Calcium sulfate (CaSO4) in the form of gypsum and anhydrite is one of the more prevalent evaporite minerals typically found in the carbonate rocks of the western Canadian sedimentary basin (WCSB). Most calcium sulfate scale inhibitors used for acid treatments rely on either the retardation of CaSO4 crystal growth or the creation of soluble complex salts with the calcium ions. A broad-spectrum scale inhibitor has been specially formulated for high-salinity and acid solutions that not only prevents the precipitation of CaSO4 but also helps inhibit the initial dissolution of CaSO4.
Covering a vast extension of 1.4 million km2, the WCSB is between the southwestern border of the Canadian shield in Manitoba and the eastern flank of the Canadian Rocky Mountain system in British Columbia. Approximately half of the WCSB is composed of carbonate reservoirs.
Commonly, these carbonate formations are stimulated with acid. Depending on the formation itself and the presence of formation damage, two main acid-stimulation techniques are used: matrix acidizing and acid fracturing. In a matrix-acidizing treatment, the objective is to squeeze the acid into the formation below fracturing pressures to create wormholes to increase production and to bypass formation damage, such as that caused by drilling. In an acid-fracturing treatment, the acid is pumped at high rates above the fracturing pressure. As the treatment is pumped, the acid reacts with the fracture face, etching it. Once the treatment is complete, a highly conductive path is left by the etching of the fracture face by the acid.
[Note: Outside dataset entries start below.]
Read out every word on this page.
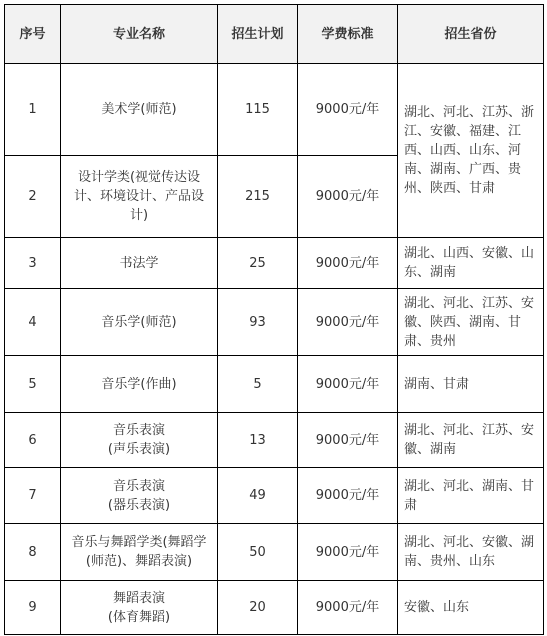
序号	专业名称	招生计划	学费标准	招生省份
1	美术学(师范)	115	9000元/年	湖北、河北、江苏、浙江、安徽、福建、江西、山西、山东、河南、湖南、广西、贵州、陕西、甘肃
2	设计学类(视觉传达设计、环境设计、产品设计)	215	9000元/年	
3	书法学	25	9000元/年	湖北、山西、安徽、山东、湖南
4	音乐学(师范)	93	9000元/年	湖北、河北、江苏、安徽、陕西、湖南、甘肃、贵州
5	音乐学(作曲)	5	9000元/年	湖南、甘肃
6	音乐表演
(声乐表演)	13	9000元/年	湖北、河北、江苏、安徽、湖南
7	音乐表演
(器乐表演)	49	9000元/年	湖北、河北、湖南、甘肃
8	音乐与舞蹈学类(舞蹈学(师范)、舞蹈表演)	50	9000元/年	湖北、河北、安徽、湖南、贵州、山东
9	舞蹈表演
(体育舞蹈)	20	9000元/年	安徽、山东
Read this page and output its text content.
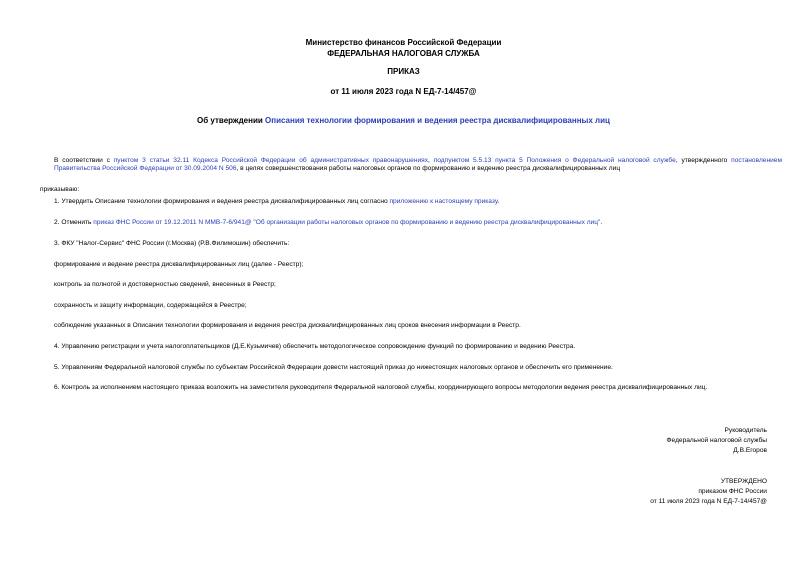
Министерство финансов Российской Федерации
ФЕДЕРАЛЬНАЯ НАЛОГОВАЯ СЛУЖБА
ПРИКАЗ
от 11 июля 2023 года N ЕД-7-14/457@
Об утверждении Описания технологии формирования и ведения реестра дисквалифицированных лиц
В соответствии с пунктом 3 статьи 32.11 Кодекса Российской Федерации об административных правонарушениях, подпунктом 5.5.13 пункта 5 Положения о Федеральной налоговой службе, утвержденного постановлением Правительства Российской Федерации от 30.09.2004 N 506, в целях совершенствования работы налоговых органов по формированию и ведению реестра дисквалифицированных лиц
приказываю:
1. Утвердить Описание технологии формирования и ведения реестра дисквалифицированных лиц согласно приложению к настоящему приказу.
2. Отменить приказ ФНС России от 19.12.2011 N ММВ-7-6/941@ "Об организации работы налоговых органов по формированию и ведению реестра дисквалифицированных лиц".
3. ФКУ "Налог-Сервис" ФНС России (г.Москва) (Р.В.Филимошин) обеспечить:
формирование и ведение реестра дисквалифицированных лиц (далее - Реестр);
контроль за полнотой и достоверностью сведений, внесенных в Реестр;
сохранность и защиту информации, содержащейся в Реестре;
соблюдение указанных в Описании технологии формирования и ведения реестра дисквалифицированных лиц сроков внесения информации в Реестр.
4. Управлению регистрации и учета налогоплательщиков (Д.Е.Кузьмичев) обеспечить методологическое сопровождение функций по формированию и ведению Реестра.
5. Управлениям Федеральной налоговой службы по субъектам Российской Федерации довести настоящий приказ до нижестоящих налоговых органов и обеспечить его применение.
6. Контроль за исполнением настоящего приказа возложить на заместителя руководителя Федеральной налоговой службы, координирующего вопросы методологии ведения реестра дисквалифицированных лиц.
Руководитель
Федеральной налоговой службы
Д.В.Егоров
УТВЕРЖДЕНО
приказом ФНС России
от 11 июля 2023 года N ЕД-7-14/457@
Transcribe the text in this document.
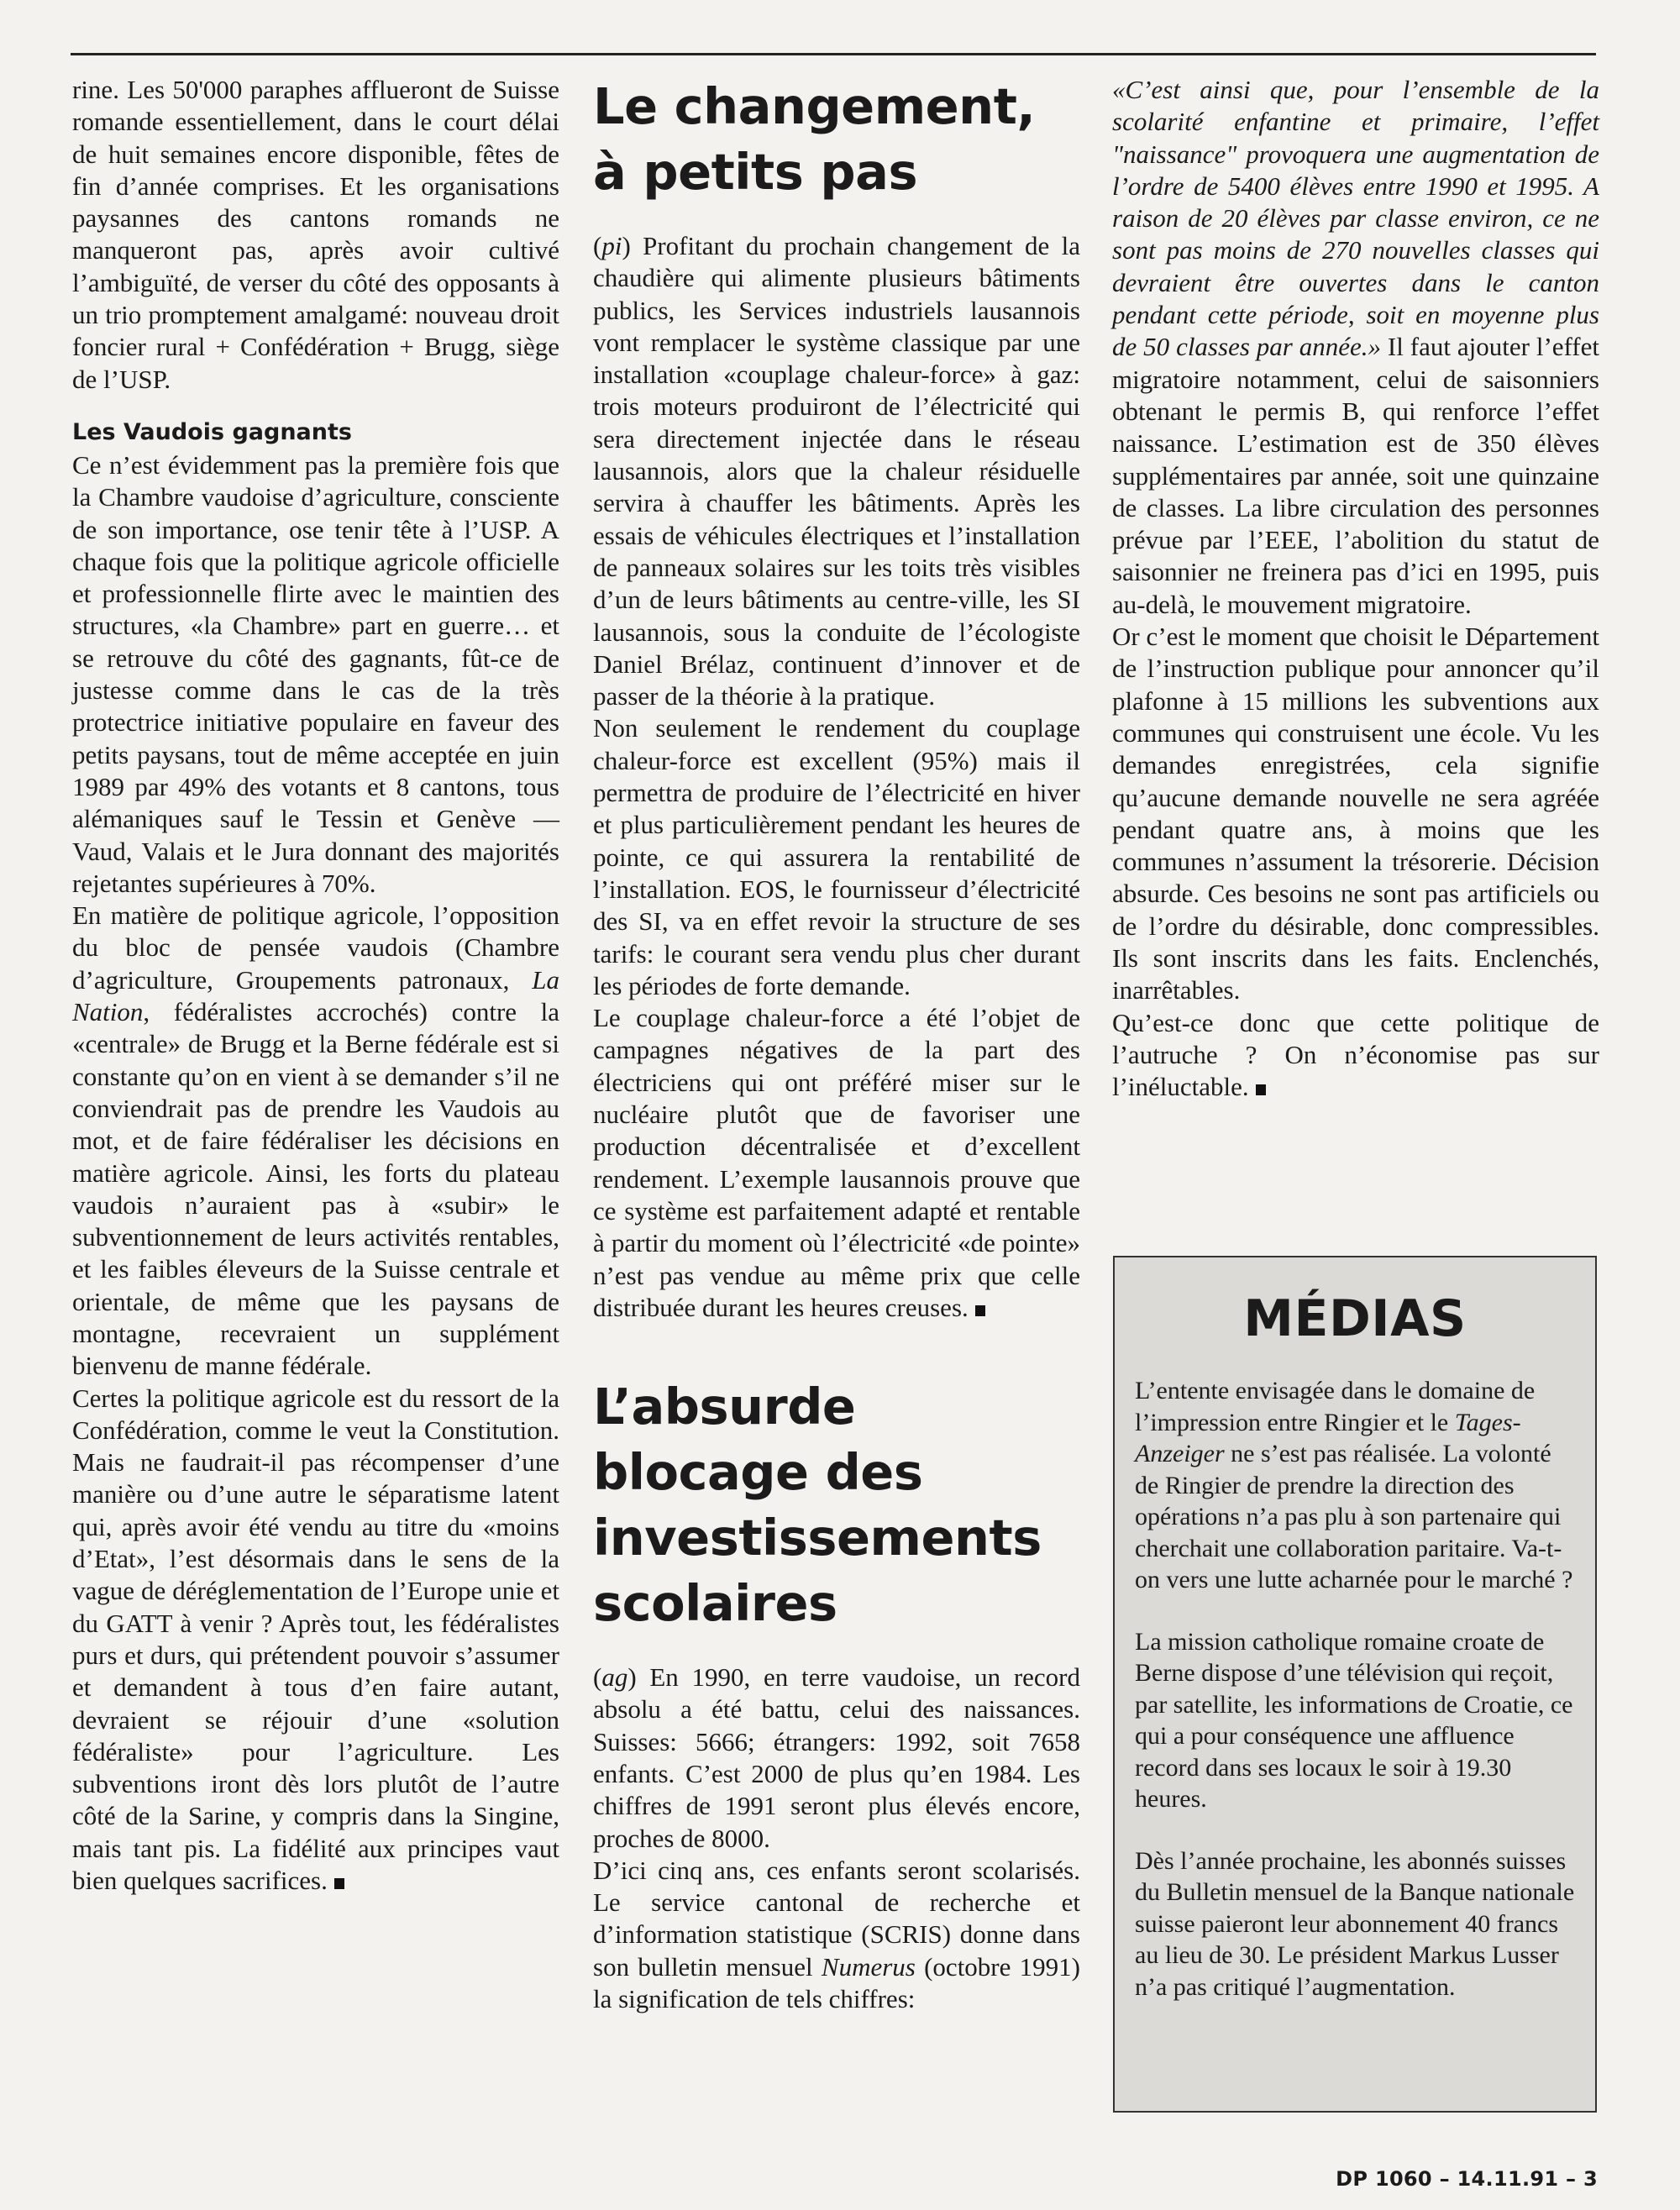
rine. Les 50'000 paraphes afflueront de Suisse romande essentiellement, dans le court délai de huit semaines encore disponible, fêtes de fin d’année comprises. Et les organisations paysannes des cantons romands ne manqueront pas, après avoir cultivé l’ambiguïté, de verser du côté des opposants à un trio promptement amalgamé: nouveau droit foncier rural + Confédération + Brugg, siège de l’USP.

Les Vaudois gagnants

Ce n’est évidemment pas la première fois que la Chambre vaudoise d’agriculture, consciente de son importance, ose tenir tête à l’USP. A chaque fois que la politique agricole officielle et professionnelle flirte avec le maintien des structures, «la Chambre» part en guerre… et se retrouve du côté des gagnants, fût-ce de justesse comme dans le cas de la très protectrice initiative populaire en faveur des petits paysans, tout de même acceptée en juin 1989 par 49% des votants et 8 cantons, tous alémaniques sauf le Tessin et Genève — Vaud, Valais et le Jura donnant des majorités rejetantes supérieures à 70%.

En matière de politique agricole, l’opposition du bloc de pensée vaudois (Chambre d’agriculture, Groupements patronaux, La Nation, fédéralistes accrochés) contre la «centrale» de Brugg et la Berne fédérale est si constante qu’on en vient à se demander s’il ne conviendrait pas de prendre les Vaudois au mot, et de faire fédéraliser les décisions en matière agricole. Ainsi, les forts du plateau vaudois n’auraient pas à «subir» le subventionnement de leurs activités rentables, et les faibles éleveurs de la Suisse centrale et orientale, de même que les paysans de montagne, recevraient un supplément bienvenu de manne fédérale.

Certes la politique agricole est du ressort de la Confédération, comme le veut la Constitution. Mais ne faudrait-il pas récompenser d’une manière ou d’une autre le séparatisme latent qui, après avoir été vendu au titre du «moins d’Etat», l’est désormais dans le sens de la vague de déréglementation de l’Europe unie et du GATT à venir ? Après tout, les fédéralistes purs et durs, qui prétendent pouvoir s’assumer et demandent à tous d’en faire autant, devraient se réjouir d’une «solution fédéraliste» pour l’agriculture. Les subventions iront dès lors plutôt de l’autre côté de la Sarine, y compris dans la Singine, mais tant pis. La fidélité aux principes vaut bien quelques sacrifices.

Le changement, à petits pas

(pi) Profitant du prochain changement de la chaudière qui alimente plusieurs bâtiments publics, les Services industriels lausannois vont remplacer le système classique par une installation «couplage chaleur-force» à gaz: trois moteurs produiront de l’électricité qui sera directement injectée dans le réseau lausannois, alors que la chaleur résiduelle servira à chauffer les bâtiments. Après les essais de véhicules électriques et l’installation de panneaux solaires sur les toits très visibles d’un de leurs bâtiments au centre-ville, les SI lausannois, sous la conduite de l’écologiste Daniel Brélaz, continuent d’innover et de passer de la théorie à la pratique.

Non seulement le rendement du couplage chaleur-force est excellent (95%) mais il permettra de produire de l’électricité en hiver et plus particulièrement pendant les heures de pointe, ce qui assurera la rentabilité de l’installation. EOS, le fournisseur d’électricité des SI, va en effet revoir la structure de ses tarifs: le courant sera vendu plus cher durant les périodes de forte demande.

Le couplage chaleur-force a été l’objet de campagnes négatives de la part des électriciens qui ont préféré miser sur le nucléaire plutôt que de favoriser une production décentralisée et d’excellent rendement. L’exemple lausannois prouve que ce système est parfaitement adapté et rentable à partir du moment où l’électricité «de pointe» n’est pas vendue au même prix que celle distribuée durant les heures creuses.

L’absurde blocage des investissements scolaires

(ag) En 1990, en terre vaudoise, un record absolu a été battu, celui des naissances. Suisses: 5666; étrangers: 1992, soit 7658 enfants. C’est 2000 de plus qu’en 1984. Les chiffres de 1991 seront plus élevés encore, proches de 8000.

D’ici cinq ans, ces enfants seront scolarisés. Le service cantonal de recherche et d’information statistique (SCRIS) donne dans son bulletin mensuel Numerus (octobre 1991) la signification de tels chiffres:

«C’est ainsi que, pour l’ensemble de la scolarité enfantine et primaire, l’effet "naissance" provoquera une augmentation de l’ordre de 5400 élèves entre 1990 et 1995. A raison de 20 élèves par classe environ, ce ne sont pas moins de 270 nouvelles classes qui devraient être ouvertes dans le canton pendant cette période, soit en moyenne plus de 50 classes par année.» Il faut ajouter l’effet migratoire notamment, celui de saisonniers obtenant le permis B, qui renforce l’effet naissance. L’estimation est de 350 élèves supplémentaires par année, soit une quinzaine de classes. La libre circulation des personnes prévue par l’EEE, l’abolition du statut de saisonnier ne freinera pas d’ici en 1995, puis au-delà, le mouvement migratoire.

Or c’est le moment que choisit le Département de l’instruction publique pour annoncer qu’il plafonne à 15 millions les subventions aux communes qui construisent une école. Vu les demandes enregistrées, cela signifie qu’aucune demande nouvelle ne sera agréée pendant quatre ans, à moins que les communes n’assument la trésorerie. Décision absurde. Ces besoins ne sont pas artificiels ou de l’ordre du désirable, donc compressibles. Ils sont inscrits dans les faits. Enclenchés, inarrêtables.

Qu’est-ce donc que cette politique de l’autruche ? On n’économise pas sur l’inéluctable.

MÉDIAS

L’entente envisagée dans le domaine de l’impression entre Ringier et le Tages-Anzeiger ne s’est pas réalisée. La volonté de Ringier de prendre la direction des opérations n’a pas plu à son partenaire qui cherchait une collaboration paritaire. Va-t-on vers une lutte acharnée pour le marché ?

La mission catholique romaine croate de Berne dispose d’une télévision qui reçoit, par satellite, les informations de Croatie, ce qui a pour conséquence une affluence record dans ses locaux le soir à 19.30 heures.

Dès l’année prochaine, les abonnés suisses du Bulletin mensuel de la Banque nationale suisse paieront leur abonnement 40 francs au lieu de 30. Le président Markus Lusser n’a pas critiqué l’augmentation.

DP 1060 – 14.11.91 – 3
The acid treatments are commonly completed with hydrochloric acid (HCl) or with acetic acid (CH3COOH), formic acid (CHOOH), or other organic acids. Conditions throughout the WCSB vary dramatically, and conditions such as bottomhole temperature, metals used in tubulars or downhole tools, minerals present in the formation, and composition of the oil play a factor in the customization of acid blends.